Can we use TensorFlow/JAX instead of PyTorch for the final submission of the “From One to Many” challenge? Further, are we supposed to submit new x0 and x1 vectors which are conditional on the y vectors in the training set (x0_x1_y.pt)? If yes, can you please increase the max submission file size as one of the submission files I generated was 51.5MB. If no, which y vectors do we have to condition the network on.
Thank you for your questions.
To ensure proper assessment of your solution, we kindly request that you utilize the PyTorch implementation for your Final Submission.
Regarding the file size, there is no need to send us the x0/x1 vectors generated for all possible y vectors. Instead, you can select a few ( up to you 1, 10, or 30) y vectors in any manner you prefer, including random selection, for your submission.
y vectors in any manner you prefer
Hello, could we run the selection several times (in a loop) until we are happy with it (certain conditions are meet - checked by the code).
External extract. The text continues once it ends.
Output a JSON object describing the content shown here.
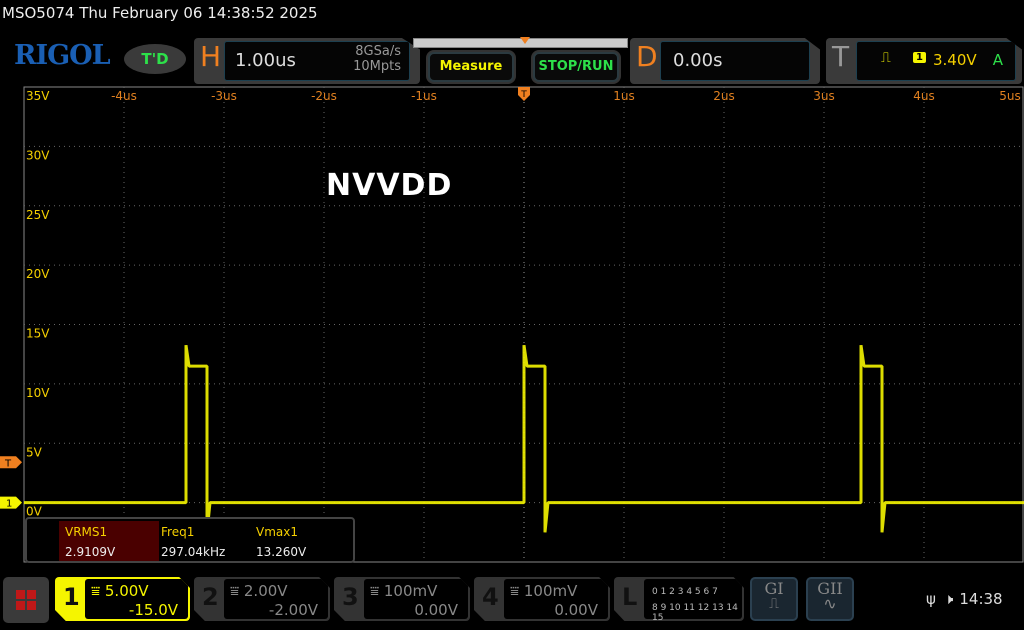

Selection could be done in any manner you prefer. However, it’s important to note that when making final submissions, you will be required to provide the full set of parameters and conditions used for the selection process.
Thank you for you creative ideas.
However, the framework desired should not include post-processing and network ensembling. Solutions obtained using these methods will not be accepted for the final evaluation stage.